Recently, researchers from Hong Kong Night Sky Brightness Monitoring Network (NSN) reported that the night sky between 8:30 to 11:00 pm over the Hong Kong Space Museum in Tsim Sha Tsui was on average 1000 times brighter than the international standard of dark sky (i.e. the night sky brightness level when not influenced by human made light pollution). The large number of billboards and floodlights nearby contribute to the extreme brightness of the area. Surprisingly even the Wetland Park in the remote area of Yuen Long is over 100 times brighter than the standard dark sky.
Also, the NSN team found that the 12 urban stations were on average about 10 times brighter than the other 6 rural sites. “This conclusively shows that manmade outdoor lightings is the dominant factor in determining the extent of light pollution,” said NSN’s principle investigator Dr Jason Chun Shing Pun in a recent media release.

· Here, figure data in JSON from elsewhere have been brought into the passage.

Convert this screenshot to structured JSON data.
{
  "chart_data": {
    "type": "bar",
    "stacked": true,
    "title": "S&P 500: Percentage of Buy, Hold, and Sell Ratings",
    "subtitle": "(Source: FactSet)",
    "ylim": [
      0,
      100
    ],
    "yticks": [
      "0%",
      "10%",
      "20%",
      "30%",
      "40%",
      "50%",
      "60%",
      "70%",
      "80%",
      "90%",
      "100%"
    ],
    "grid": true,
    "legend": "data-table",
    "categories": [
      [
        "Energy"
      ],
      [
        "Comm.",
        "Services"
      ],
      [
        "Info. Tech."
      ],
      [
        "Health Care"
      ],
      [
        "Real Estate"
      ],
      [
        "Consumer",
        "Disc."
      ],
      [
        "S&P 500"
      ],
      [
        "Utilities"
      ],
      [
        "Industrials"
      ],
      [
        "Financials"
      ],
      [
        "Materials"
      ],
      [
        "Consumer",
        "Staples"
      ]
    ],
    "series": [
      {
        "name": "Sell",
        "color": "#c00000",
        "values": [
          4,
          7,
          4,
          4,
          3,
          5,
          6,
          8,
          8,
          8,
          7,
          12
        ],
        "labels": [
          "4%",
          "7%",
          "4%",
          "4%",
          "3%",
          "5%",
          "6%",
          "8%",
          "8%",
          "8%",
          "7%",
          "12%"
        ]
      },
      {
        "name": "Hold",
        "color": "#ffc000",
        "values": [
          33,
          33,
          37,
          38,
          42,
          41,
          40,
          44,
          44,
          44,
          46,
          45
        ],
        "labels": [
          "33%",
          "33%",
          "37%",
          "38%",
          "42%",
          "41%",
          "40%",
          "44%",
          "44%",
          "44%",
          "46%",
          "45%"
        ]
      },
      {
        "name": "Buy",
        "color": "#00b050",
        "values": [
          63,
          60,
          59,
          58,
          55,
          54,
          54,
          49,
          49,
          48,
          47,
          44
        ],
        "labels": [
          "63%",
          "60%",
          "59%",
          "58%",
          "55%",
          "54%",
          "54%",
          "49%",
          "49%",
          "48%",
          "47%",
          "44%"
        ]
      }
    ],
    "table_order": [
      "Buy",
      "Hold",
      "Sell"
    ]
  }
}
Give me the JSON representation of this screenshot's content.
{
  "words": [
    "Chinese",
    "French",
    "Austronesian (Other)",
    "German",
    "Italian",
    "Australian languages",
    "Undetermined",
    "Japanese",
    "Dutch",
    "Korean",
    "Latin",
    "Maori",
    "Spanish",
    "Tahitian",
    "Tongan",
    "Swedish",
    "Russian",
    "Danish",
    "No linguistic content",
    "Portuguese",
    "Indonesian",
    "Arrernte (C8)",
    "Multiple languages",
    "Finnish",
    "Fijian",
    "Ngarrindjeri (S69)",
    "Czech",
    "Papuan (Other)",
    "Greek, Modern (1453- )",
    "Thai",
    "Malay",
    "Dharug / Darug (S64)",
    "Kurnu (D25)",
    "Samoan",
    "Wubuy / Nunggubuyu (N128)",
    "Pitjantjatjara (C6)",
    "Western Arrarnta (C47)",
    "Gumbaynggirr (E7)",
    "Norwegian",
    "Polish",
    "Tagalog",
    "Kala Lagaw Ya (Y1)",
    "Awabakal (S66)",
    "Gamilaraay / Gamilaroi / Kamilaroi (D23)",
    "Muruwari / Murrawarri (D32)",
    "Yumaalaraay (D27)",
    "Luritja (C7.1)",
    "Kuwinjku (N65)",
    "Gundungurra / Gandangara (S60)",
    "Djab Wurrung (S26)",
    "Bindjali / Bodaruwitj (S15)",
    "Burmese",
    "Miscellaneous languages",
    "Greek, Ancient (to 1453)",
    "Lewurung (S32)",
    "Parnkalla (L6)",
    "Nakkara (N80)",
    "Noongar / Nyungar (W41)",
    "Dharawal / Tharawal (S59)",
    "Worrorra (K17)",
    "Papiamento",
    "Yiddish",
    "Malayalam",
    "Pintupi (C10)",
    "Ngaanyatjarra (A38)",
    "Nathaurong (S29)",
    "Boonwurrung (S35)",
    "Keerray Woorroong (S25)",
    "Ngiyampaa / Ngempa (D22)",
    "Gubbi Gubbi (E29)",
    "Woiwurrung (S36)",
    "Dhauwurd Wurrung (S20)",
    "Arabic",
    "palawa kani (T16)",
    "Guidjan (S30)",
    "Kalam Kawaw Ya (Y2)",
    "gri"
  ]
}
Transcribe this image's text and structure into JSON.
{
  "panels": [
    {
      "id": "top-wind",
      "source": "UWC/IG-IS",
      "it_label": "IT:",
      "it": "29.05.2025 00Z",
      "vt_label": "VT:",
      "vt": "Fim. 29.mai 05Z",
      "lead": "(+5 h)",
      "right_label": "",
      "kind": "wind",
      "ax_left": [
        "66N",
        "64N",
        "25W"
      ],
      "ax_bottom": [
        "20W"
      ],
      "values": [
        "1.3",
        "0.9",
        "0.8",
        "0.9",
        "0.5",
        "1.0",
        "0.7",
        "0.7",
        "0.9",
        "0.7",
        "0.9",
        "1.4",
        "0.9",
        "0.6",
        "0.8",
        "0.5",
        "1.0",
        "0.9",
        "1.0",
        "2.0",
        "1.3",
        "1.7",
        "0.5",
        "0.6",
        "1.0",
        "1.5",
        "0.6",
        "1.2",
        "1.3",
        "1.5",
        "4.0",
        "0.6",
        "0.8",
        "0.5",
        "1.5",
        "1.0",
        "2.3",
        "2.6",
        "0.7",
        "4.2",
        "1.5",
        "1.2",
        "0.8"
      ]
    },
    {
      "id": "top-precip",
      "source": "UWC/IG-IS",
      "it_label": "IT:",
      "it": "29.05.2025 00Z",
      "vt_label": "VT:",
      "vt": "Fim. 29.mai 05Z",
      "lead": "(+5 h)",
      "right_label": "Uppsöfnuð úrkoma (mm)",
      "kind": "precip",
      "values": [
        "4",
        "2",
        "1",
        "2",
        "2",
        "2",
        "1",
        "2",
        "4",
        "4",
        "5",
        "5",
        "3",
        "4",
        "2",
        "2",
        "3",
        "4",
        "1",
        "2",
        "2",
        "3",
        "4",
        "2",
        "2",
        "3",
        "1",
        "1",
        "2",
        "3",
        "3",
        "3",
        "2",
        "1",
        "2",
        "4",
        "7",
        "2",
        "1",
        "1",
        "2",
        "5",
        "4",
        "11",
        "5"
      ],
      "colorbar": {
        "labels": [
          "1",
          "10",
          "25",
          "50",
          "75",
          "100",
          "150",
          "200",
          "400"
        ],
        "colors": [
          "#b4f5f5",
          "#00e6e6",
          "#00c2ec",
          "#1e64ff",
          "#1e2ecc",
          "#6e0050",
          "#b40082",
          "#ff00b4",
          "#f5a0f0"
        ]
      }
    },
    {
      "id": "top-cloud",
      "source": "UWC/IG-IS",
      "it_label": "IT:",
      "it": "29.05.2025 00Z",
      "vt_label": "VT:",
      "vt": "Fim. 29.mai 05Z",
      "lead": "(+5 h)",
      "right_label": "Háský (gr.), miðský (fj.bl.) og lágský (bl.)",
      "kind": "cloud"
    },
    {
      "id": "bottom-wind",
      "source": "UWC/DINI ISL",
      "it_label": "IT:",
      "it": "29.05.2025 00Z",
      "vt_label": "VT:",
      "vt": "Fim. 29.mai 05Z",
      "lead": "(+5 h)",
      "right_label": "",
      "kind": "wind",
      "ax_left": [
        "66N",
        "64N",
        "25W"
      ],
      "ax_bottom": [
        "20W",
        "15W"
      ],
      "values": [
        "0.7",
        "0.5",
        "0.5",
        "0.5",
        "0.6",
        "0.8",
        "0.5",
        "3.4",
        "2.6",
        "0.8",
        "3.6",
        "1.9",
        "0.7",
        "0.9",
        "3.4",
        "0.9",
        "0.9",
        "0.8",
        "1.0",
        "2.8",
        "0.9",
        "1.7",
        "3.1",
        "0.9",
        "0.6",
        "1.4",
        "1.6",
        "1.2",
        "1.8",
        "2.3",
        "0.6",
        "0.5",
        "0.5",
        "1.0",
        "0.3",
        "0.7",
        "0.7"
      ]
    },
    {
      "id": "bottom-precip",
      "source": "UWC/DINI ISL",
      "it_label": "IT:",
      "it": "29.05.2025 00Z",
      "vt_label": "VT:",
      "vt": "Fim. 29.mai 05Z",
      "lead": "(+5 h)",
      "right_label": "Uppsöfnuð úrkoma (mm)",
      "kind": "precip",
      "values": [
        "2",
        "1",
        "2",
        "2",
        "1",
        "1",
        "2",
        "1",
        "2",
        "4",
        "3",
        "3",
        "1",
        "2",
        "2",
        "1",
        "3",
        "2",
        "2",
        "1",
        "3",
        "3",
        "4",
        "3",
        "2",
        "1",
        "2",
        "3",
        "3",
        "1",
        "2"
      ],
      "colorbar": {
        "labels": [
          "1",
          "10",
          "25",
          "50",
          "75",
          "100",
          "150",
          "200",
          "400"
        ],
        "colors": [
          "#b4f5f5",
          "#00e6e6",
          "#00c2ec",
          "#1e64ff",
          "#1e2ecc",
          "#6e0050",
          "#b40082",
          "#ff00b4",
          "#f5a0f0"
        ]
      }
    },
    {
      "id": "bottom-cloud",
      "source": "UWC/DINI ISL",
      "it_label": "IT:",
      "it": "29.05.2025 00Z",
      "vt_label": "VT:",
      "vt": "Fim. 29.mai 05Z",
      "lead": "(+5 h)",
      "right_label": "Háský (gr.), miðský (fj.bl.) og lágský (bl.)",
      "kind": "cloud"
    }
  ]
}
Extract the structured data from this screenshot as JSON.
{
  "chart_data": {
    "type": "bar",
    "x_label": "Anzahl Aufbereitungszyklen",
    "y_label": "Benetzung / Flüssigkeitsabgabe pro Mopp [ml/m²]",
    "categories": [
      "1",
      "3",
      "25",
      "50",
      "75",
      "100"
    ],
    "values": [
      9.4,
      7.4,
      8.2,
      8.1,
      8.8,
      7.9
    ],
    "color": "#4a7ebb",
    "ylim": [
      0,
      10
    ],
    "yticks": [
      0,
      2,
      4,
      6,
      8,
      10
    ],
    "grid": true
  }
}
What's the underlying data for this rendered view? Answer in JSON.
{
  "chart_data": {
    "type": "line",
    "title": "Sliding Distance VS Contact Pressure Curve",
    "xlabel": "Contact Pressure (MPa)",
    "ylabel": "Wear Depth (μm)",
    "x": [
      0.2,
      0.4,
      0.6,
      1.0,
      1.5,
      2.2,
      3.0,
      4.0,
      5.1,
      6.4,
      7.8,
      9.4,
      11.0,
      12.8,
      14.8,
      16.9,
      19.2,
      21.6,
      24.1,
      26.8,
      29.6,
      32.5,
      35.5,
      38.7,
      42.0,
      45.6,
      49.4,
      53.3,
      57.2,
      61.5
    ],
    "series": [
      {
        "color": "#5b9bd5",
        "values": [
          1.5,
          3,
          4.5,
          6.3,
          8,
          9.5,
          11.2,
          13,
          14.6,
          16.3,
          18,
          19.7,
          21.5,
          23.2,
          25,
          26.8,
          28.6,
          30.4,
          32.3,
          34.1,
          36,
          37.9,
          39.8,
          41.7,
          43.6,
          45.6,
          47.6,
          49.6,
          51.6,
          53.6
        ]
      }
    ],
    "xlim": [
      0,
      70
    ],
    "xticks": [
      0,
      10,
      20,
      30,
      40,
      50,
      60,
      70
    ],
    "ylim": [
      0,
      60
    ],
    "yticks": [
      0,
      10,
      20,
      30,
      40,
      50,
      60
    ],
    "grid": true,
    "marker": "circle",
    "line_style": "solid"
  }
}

As you can see Hong Kong has one of the world’s most brightly lit night skies. The map was put together by researchers from the Kitamoto Asanobu/National Institute of Infomatics and represents light pollution data collected from 2010. Take a look at this interactive map to get an idea of light pollution worldwide:
Currently Hong Kong does not have any legislation to address light pollution, according to the WSJ. But the NSN believes that the light pollution data they have collected can serve as a database for HK authorities to use when assessing the need for new rules and regulations to control outdoor lighting. “In addition to regulations, we as a society have to make a commitment to stop abusing the use of outdoor lightings, and to limit its adverse effects to the environment,” said Pun.
Canadian connection to Hong Kong’s light pollution research
The NSN uses portable Sky Quality Meters (SQM)that are imported from Canada to measure the night sky brightness. This instrument is only about the size of a deck of playing cards and can give sky brightness values instantly. The Network uses 17 SQMs at the 18 observations sites, collecting data every minute. The stations are fully automated and real time data is sent back to HKU over the city’s mobile phone network.
Canadian imported Sky Quality Meters (SQM) used by the NSN (Photo credit: HKU)
Public awareness of light pollution
There’s is increasing public awareness for the need to reduce light pollution resulting from the growing number of campaigns and outreach events. Coinciding with WWF’s Earth Hour on Saturday, The University of Hong Kong (HKU) is hosting a Light Pollution Science Roadshow in the Avenue of Stars in Tsim Sha Tsui, on Saturday. Participants will be able to use Real-time sky brightness measurement equipment to have first hand look at Hong Kong’s light pollution. So if you happen to be in the area tomorrow, be sure to check out this event!